Another tip: If you look on the radar and see what looks like a hook on the radar blobs, that’s a common way to spot a tornado developing. Another way to spot a tornado is by looking at a wind velocity radar. In this example (see the picture accompanying this story), you can see two types of radar that existed in this storm. If you have a keen eye, you can see this is the tornado from 2011. This is the radar return at the peak of the Springfield tornado from the radar in Taunton, MA. On the left is velocity. On the right is reflectivity. Velocity is easy to remember. Green is inflow, wind heading towards the radar, red is outflow, away from the radar. If they meet, especially if it’s a strong couplet, that usually means a tornado is or close to touching down.

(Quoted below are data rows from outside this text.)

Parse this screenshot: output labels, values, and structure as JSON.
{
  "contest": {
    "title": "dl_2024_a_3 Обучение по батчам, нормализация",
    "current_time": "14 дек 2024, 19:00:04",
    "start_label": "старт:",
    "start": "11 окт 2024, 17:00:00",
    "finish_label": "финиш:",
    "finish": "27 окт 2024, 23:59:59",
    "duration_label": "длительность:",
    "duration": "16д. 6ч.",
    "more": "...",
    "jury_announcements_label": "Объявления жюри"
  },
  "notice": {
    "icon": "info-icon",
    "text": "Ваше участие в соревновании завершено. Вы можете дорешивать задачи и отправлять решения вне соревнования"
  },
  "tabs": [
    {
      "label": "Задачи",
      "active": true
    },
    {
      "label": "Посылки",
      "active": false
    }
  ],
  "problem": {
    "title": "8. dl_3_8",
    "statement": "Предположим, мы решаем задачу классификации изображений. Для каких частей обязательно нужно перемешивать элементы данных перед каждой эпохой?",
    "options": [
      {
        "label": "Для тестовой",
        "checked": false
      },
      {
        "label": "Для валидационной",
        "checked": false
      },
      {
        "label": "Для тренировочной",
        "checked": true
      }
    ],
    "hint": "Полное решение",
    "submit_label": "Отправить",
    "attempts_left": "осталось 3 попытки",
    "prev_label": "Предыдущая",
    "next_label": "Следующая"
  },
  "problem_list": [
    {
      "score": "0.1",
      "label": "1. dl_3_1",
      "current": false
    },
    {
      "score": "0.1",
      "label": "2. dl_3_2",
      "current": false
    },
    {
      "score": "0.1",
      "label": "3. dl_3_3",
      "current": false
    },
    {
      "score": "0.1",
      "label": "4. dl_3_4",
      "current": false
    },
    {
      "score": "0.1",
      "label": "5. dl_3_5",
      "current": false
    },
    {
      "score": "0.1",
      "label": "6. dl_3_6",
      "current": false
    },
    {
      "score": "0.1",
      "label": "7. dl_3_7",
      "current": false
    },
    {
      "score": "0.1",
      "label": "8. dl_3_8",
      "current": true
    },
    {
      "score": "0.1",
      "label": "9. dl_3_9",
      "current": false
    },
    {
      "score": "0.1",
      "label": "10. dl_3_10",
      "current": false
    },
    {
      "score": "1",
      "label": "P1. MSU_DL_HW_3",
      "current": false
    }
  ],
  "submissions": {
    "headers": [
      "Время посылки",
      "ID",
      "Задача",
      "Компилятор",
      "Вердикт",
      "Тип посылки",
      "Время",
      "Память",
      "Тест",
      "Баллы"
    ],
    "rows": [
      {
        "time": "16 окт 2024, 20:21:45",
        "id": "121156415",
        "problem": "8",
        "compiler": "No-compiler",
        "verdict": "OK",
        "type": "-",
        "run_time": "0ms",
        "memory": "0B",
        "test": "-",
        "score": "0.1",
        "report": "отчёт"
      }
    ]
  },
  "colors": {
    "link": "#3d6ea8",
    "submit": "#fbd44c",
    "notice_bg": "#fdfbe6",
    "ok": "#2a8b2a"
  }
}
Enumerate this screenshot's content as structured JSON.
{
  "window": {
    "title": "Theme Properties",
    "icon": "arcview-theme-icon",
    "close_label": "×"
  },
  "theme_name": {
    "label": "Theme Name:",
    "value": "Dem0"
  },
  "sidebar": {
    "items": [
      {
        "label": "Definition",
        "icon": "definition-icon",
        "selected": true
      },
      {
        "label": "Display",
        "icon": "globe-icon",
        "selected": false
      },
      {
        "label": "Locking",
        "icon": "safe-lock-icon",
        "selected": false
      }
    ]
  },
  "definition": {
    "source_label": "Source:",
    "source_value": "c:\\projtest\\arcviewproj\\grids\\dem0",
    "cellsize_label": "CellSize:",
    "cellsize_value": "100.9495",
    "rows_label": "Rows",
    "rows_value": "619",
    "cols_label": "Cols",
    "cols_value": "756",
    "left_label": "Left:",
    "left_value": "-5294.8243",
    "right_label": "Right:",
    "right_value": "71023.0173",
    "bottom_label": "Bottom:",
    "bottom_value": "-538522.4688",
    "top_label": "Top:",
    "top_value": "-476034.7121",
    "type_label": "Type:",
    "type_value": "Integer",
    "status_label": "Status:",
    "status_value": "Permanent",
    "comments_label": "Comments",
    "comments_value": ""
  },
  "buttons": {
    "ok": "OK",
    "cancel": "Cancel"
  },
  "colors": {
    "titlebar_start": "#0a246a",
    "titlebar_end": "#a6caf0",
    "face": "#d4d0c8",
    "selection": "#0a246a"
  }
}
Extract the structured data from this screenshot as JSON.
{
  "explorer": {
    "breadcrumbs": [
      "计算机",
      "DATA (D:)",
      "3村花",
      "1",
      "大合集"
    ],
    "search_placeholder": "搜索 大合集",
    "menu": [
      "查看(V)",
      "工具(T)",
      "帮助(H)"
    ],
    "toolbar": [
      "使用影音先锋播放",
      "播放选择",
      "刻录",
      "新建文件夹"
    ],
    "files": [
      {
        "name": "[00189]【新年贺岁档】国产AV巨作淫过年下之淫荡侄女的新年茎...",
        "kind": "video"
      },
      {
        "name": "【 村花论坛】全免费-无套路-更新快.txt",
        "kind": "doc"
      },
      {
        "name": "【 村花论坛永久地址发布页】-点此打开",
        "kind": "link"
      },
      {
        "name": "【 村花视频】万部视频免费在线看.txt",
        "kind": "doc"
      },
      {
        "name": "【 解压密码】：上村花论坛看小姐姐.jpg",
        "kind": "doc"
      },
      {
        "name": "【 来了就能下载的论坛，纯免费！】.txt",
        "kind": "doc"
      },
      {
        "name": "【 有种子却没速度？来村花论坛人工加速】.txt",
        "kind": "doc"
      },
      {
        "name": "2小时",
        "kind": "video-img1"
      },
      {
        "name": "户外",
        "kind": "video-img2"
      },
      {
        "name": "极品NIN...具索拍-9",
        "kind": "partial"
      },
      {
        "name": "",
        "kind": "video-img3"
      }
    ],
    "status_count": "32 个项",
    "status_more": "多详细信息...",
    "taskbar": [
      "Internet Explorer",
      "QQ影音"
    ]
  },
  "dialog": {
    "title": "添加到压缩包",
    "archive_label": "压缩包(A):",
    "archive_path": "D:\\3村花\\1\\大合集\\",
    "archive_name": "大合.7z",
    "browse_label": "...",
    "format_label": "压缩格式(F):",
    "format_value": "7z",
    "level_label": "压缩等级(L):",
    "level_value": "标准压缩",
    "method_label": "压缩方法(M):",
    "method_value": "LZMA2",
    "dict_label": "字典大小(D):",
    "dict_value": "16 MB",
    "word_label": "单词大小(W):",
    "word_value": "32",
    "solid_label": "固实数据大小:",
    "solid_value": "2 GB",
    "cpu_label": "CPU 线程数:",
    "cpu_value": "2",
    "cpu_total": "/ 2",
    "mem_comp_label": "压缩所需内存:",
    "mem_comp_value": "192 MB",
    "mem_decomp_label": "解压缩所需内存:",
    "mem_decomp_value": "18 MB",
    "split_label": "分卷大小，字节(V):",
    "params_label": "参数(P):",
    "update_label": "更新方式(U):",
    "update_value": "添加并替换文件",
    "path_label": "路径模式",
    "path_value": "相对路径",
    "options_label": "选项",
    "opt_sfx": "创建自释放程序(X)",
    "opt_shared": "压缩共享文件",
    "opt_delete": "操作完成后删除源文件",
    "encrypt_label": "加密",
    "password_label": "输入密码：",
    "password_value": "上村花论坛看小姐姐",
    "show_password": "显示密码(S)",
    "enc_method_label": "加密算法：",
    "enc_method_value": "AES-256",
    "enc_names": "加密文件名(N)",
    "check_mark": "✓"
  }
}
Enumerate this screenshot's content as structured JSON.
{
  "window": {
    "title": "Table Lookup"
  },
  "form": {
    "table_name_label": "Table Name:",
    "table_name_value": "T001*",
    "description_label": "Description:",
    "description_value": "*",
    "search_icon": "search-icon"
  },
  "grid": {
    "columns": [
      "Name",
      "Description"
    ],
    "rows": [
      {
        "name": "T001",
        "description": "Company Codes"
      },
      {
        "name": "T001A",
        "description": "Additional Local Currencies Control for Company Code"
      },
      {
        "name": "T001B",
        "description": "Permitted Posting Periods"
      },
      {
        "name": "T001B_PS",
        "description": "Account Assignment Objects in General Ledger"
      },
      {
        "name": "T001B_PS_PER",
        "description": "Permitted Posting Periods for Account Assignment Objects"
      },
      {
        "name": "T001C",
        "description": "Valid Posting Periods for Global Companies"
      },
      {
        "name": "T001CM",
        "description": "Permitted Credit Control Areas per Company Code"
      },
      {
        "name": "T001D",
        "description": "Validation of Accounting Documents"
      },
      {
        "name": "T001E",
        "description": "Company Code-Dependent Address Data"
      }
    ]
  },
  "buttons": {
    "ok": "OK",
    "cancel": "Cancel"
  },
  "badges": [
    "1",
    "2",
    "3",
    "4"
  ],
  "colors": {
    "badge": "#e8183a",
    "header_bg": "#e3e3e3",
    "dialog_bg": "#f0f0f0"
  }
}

On reflectivity (right), there can be confusion. The northern cell has a line of pink, indicating very heavy rainfall or usually hail. But the tornadic southern cell is confusing to some. The pink before the hook is hail but the pink in the hook is debris. A ‘debris ball’ is evident that a tornado is on the ground and tossing debris to a point that radar is getting a return. How radar works is that radar fires a beam in every direction.

It goes until it runs out of energy, it hits an environmental structure (like a mountain) or it hits a storm. If it detects something within a storm, like debris or hail, a pink (if a ton of debris, it has been known to be purple to black) spot will show up. Not every tornado can be seen on radar, which is why it is important to have trained weather spotters relay information to the National Weather Service.

There are many other types of radar to detect rotating storms but I will do them another week. Remember to be aware during storms. When thunder roars, stay indoors!